The COVID-19 pandemic has many people taking a closer look at the importance of home.
“Home has become our pulse. It’s where we find comfort and sanctuary, so we want our home to be what and where we want,” said Stephanie Canard, a private wealth banker at BOK Financial.
And while the pandemic has slowed some areas of the economy, the housing market isn’t one of them. A recent report shows that historically low interest rates are driving a boom in house sales and refinancing, while allowing some buyers to upgrade into higher-priced homes.
And with all the time spent at home, others are considering renovations, expansion or new construction. That’s good news for the industry, and for homebuyers, but the market also has gone through some significant changes, including higher-than-average construction costs and new rules for homebuyers.
Feeding the boom
The Mortgage Bankers Association reported in December that the fixed 30-year mortgage slid to 2.9%, an all-time low. This time last year, the rate was 4%.
Experts have speculated that the increased demand is due to geographic flexibility in remote work, and by more people seeking more private space for working from home. The pandemic brought more first-time homebuyers into the market this year, and demand for second homes grew an astounding 100% from 2019.
Along with the demand comes changes in guidelines and procedures for purchasing an existing home, said BOK Financial Mortgage Banker Karen Heston. Some realtors may require financing pre-approval before they’ll show a house, as a way to limit the number of people physically coming through the space.
And most lenders require extra documentation from self-employed individuals seeking mortgage loans.
“Because rates are so low, purchase volumes have blown up,” said Heston. “For example, in nine months of 2020 I nearly doubled what I did in 2019 in terms of purchases and refinances. A house will come on the market and within hours there’s multiple showings and multiple offers.”
Lumber prices soar
In August, the National Association of Home Builders/Wells Fargo Housing Market Index (HMI), which is designed to measure the pulse of the single-family housing market, rose six points from the previous month to 78 in August, marking the highest reading since December 1998.

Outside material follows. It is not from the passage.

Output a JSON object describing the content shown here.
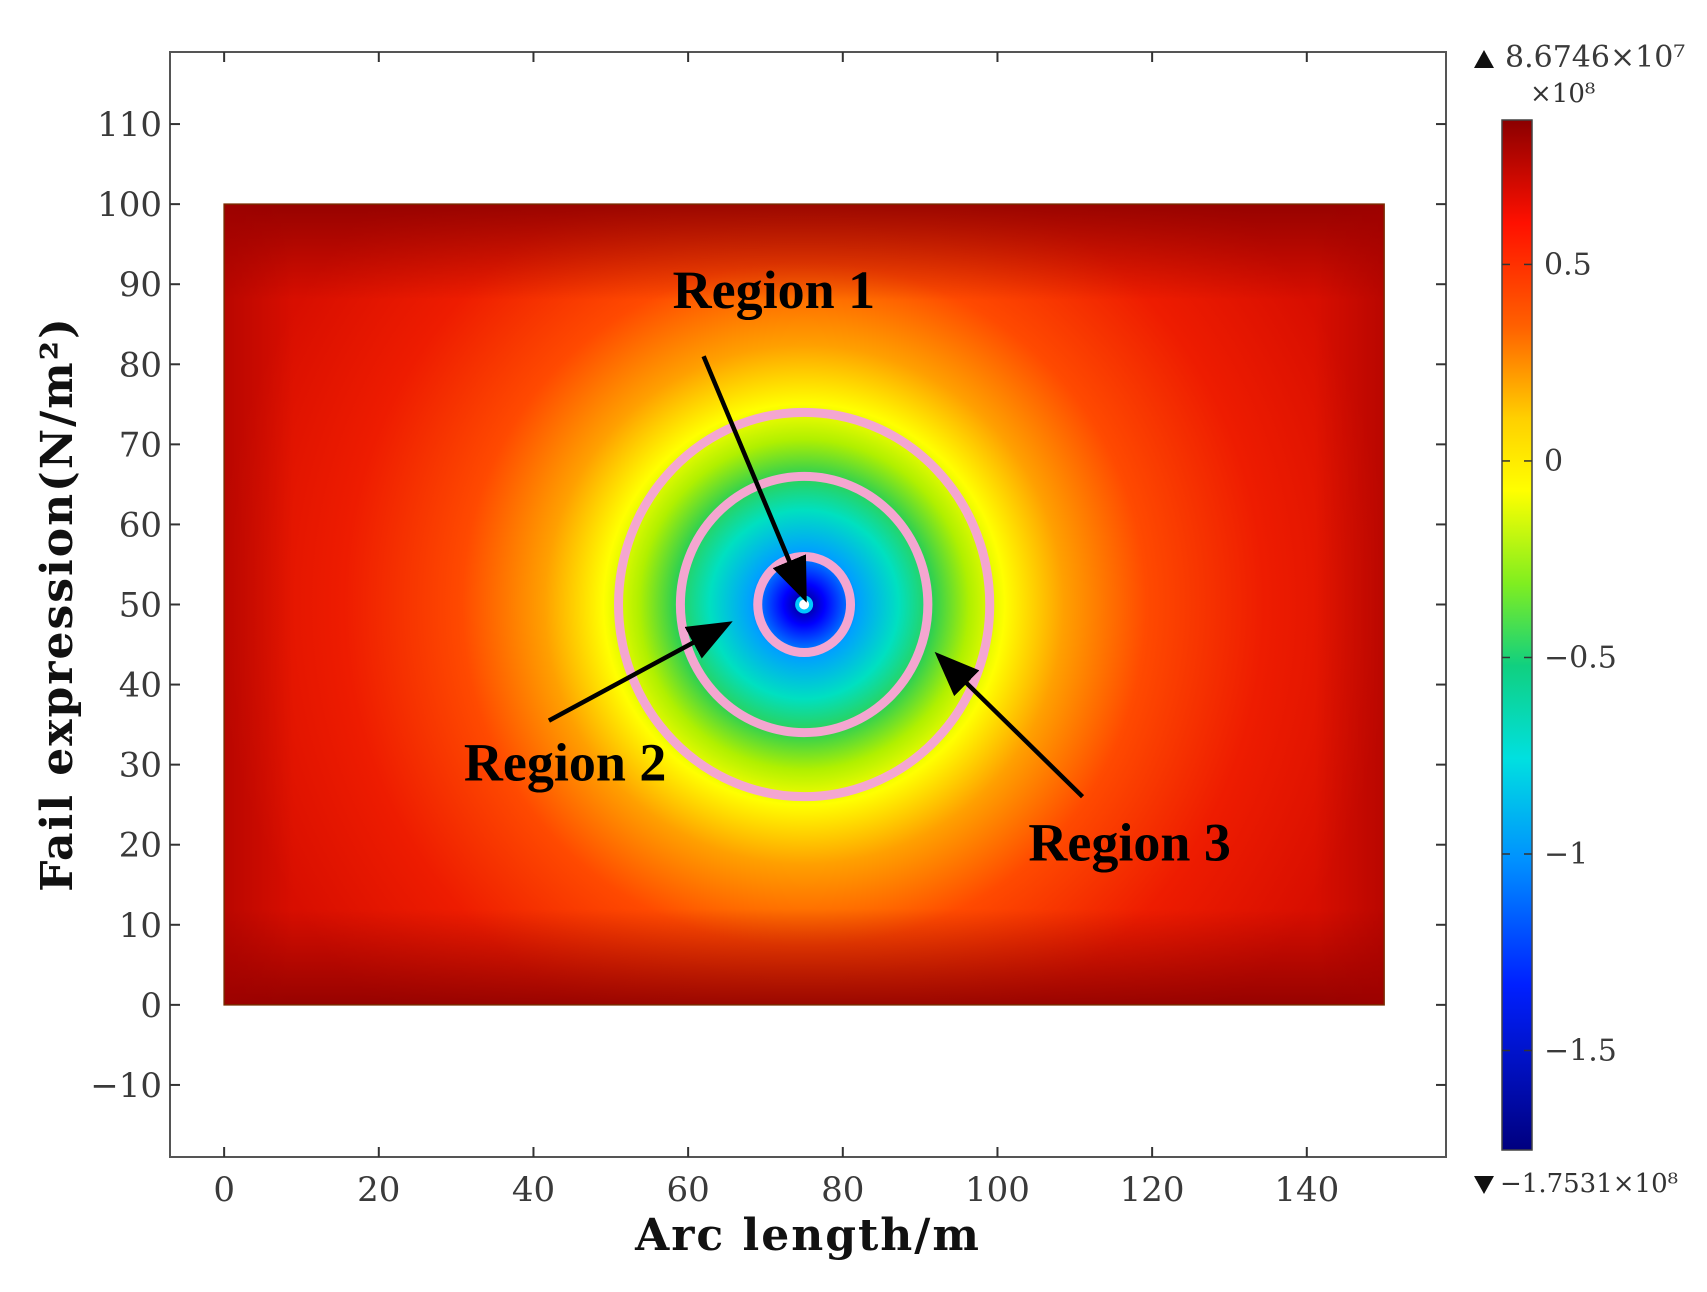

Due to inflated construction material prices during the pandemic, the cost of home construction also increased.
Lumber prices, for example, have risen to average more than $600 per thousand board feet, representing a nearly 80% increase since April, according to new data from the National Association of Home Builders. The recent jumps in lumber prices will likely add thousands of dollars to the cost of a standard new home, the NAHB says.
A place to call home
Canard and Heston offer a few tips for those considering a new home in 2021:
Make sure you know your budget inside and out. “In new construction, this means knowing wants versus needs. There’s a possibility of over-building and adding amenities that you won’t recoup the cost on—which is important to know going in,” Heston said.
Set realistic expectations. Heston said every profession related to the real estate business is feeling the crunch, so delays are inevitable. From appraisers to title companies, people are working with increased workloads while navigating COVID restrictions.
“This is a very emotional, life-changing decision sometimes, and people get really invested. Sometimes that leads to unrealistic expectations in how quickly these processes move,” Canard said.
Listen and ask questions to your comfort level. “Some people want to be in the driver’s seat, and others want us to take the wheel,” Canard said. “Some people prefer to ask a lot of questions and do a lot of research while others prefer to trust that we’ve done our due diligence.”
If you’re a questioner, don’t be afraid to speak up.
“When it comes to your dream home—it’s not one size fits all,” said Heston. “So, whether you’re building something new or buying something new to you, there are numerous things to consider along the way.”